41,9 millions d’euros, soit une nouvelle fois la somme dépensée par le club marseillais cet été. Surtout, la somme dépensée est inférieure  de 20% à la somme des valeurs des joueurs au moment de leur transfert dans la Ruhr. Rien de bien rassurant concernant l’efficacité des recruteurs marseillais, ni la capacité du club à évaluer et négocier le prix du transfert. Mais pour ne pas accabler totalement le club et les supporters il faut rappeler que le projet de Dortmund s’est inscrit sur une stratégie réellement débutée en 2008 avec l’arrivée de Jurgen Klopp sur le banc. 

Il lui a fallu deux ans pour construire une équipe capable de rivaliser avec le Bayern, qui en 2010 était focalisé sur la Champions League, et cinq années pour atteindre la finale de cette dernière.
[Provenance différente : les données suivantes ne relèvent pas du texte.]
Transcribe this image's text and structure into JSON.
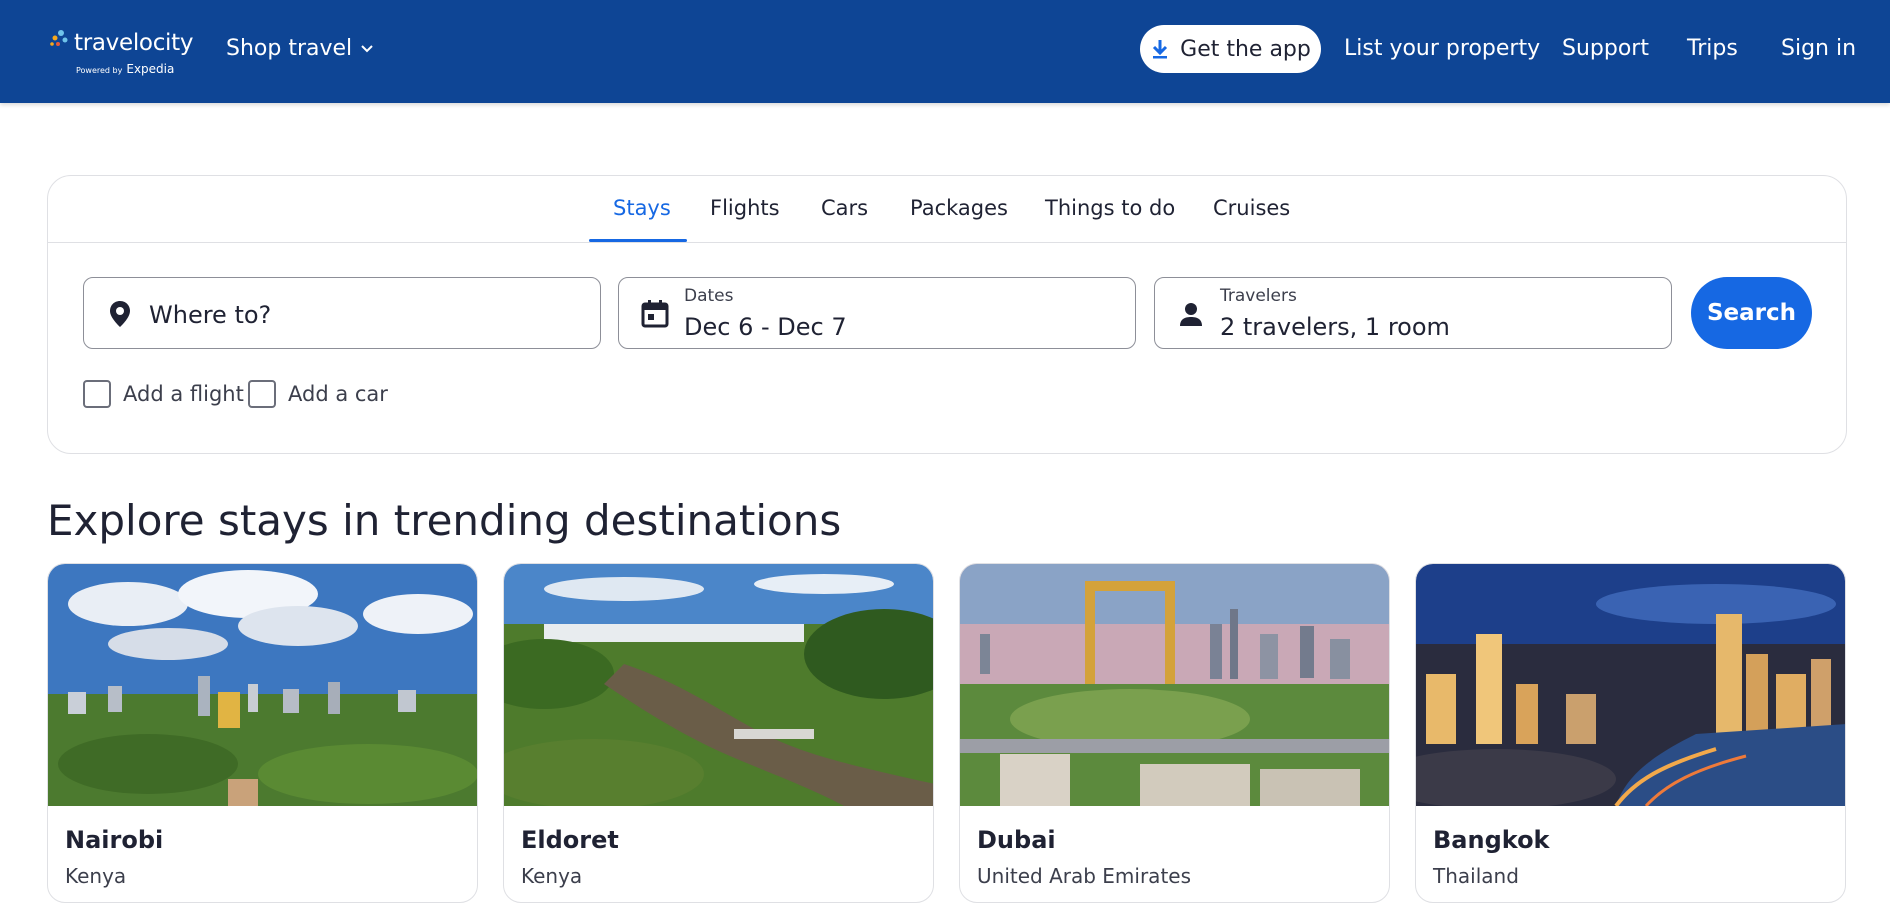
{
  "header": {
    "logo_text": "travelocity",
    "logo_sub": "Powered by",
    "logo_sub_brand": "Expedia",
    "shop_travel": "Shop travel",
    "get_app": "Get the app",
    "nav": [
      "List your property",
      "Support",
      "Trips",
      "Sign in"
    ],
    "bg_color": "#0e4595"
  },
  "search": {
    "tabs": [
      {
        "label": "Stays",
        "active": true
      },
      {
        "label": "Flights",
        "active": false
      },
      {
        "label": "Cars",
        "active": false
      },
      {
        "label": "Packages",
        "active": false
      },
      {
        "label": "Things to do",
        "active": false
      },
      {
        "label": "Cruises",
        "active": false
      }
    ],
    "destination": {
      "placeholder": "Where to?",
      "icon": "location-pin-icon"
    },
    "dates": {
      "label": "Dates",
      "value": "Dec 6 - Dec 7",
      "icon": "calendar-icon"
    },
    "travelers": {
      "label": "Travelers",
      "value": "2 travelers, 1 room",
      "icon": "person-icon"
    },
    "search_button": "Search",
    "add_flight": "Add a flight",
    "add_car": "Add a car",
    "accent": "#1668e3"
  },
  "explore": {
    "title": "Explore stays in trending destinations",
    "cards": [
      {
        "city": "Nairobi",
        "country": "Kenya"
      },
      {
        "city": "Eldoret",
        "country": "Kenya"
      },
      {
        "city": "Dubai",
        "country": "United Arab Emirates"
      },
      {
        "city": "Bangkok",
        "country": "Thailand"
      }
    ]
  }
}
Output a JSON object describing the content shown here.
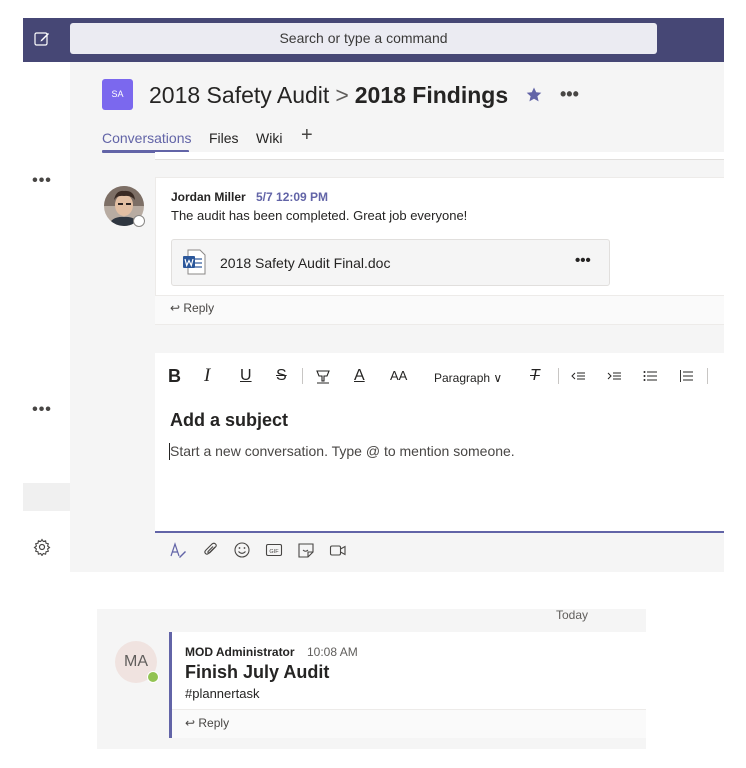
{
  "search": {
    "label": "Search or type a command"
  },
  "rail": {
    "more1": "•••",
    "more2": "•••"
  },
  "channel": {
    "avatar_initials": "SA",
    "team_name": "2018 Safety Audit",
    "separator": ">",
    "channel_name": "2018 Findings",
    "more": "•••",
    "tabs": [
      {
        "label": "Conversations"
      },
      {
        "label": "Files"
      },
      {
        "label": "Wiki"
      }
    ],
    "add_tab": "+"
  },
  "message": {
    "author": "Jordan Miller",
    "time": "5/7 12:09 PM",
    "body": "The audit has been completed. Great job everyone!",
    "attachment": {
      "name": "2018 Safety Audit Final.doc",
      "more": "•••"
    },
    "reply_label": "↩ Reply"
  },
  "compose": {
    "format": {
      "bold": "B",
      "italic": "I",
      "underline": "U",
      "strike": "S",
      "font_color": "A",
      "font_size": "AA",
      "paragraph": "Paragraph ∨",
      "clear": "T"
    },
    "subject_placeholder": "Add a subject",
    "body_placeholder": "Start a new conversation. Type @ to mention someone."
  },
  "lower": {
    "date_divider": "Today",
    "avatar_initials": "MA",
    "author": "MOD Administrator",
    "time": "10:08 AM",
    "title": "Finish July Audit",
    "tag": "#plannertask",
    "reply_label": "↩ Reply"
  },
  "colors": {
    "brand": "#464775",
    "accent": "#6264a7",
    "presence_available": "#92c353"
  }
}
Labrune lui parle d’une stratégie de 2 à 3 ans. Peut-être qu’une analyse similaire a déjà été faite dans les bureaux de la Commanderie. Mais les conclusions ne semblent pas avoir été les mêmes. D’abord parce que  l’OM a dépensé 42 millions d’euros cet été soit 10 de moins que le vice-champion d’Europe. Des dépenses pour des joueurs décevants (Imbula, Mendy). Cela éveille quelques craintes puisque le projet Marseillais est de redevenir compétitif d’ici 3 ans justement grâce à ces jeunes. Dans la stratégie du club ces derniers devraient avoir atteint, à l’horizon 2016, une certaine maturité et un niveau capable de rivaliser avec les mastodontes parisien et monégasque.

Ces 42 millions investis font également figure de rupture avec la gouvernance menée par Vincent Labrune depuis sa nomination à la tête du club. En effet depuis 2011, l’ancien président du conseil de surveillance du club, s’assurait de réduire au maximum les dépenses (11 millions d’euros investis en 2011 et 8,4 millions en 2012). Cette rupture dans la stratégie de réduction des coûts commencée il y a deux ans est une belle image du projet Marseillais. 
Un projet encore flou.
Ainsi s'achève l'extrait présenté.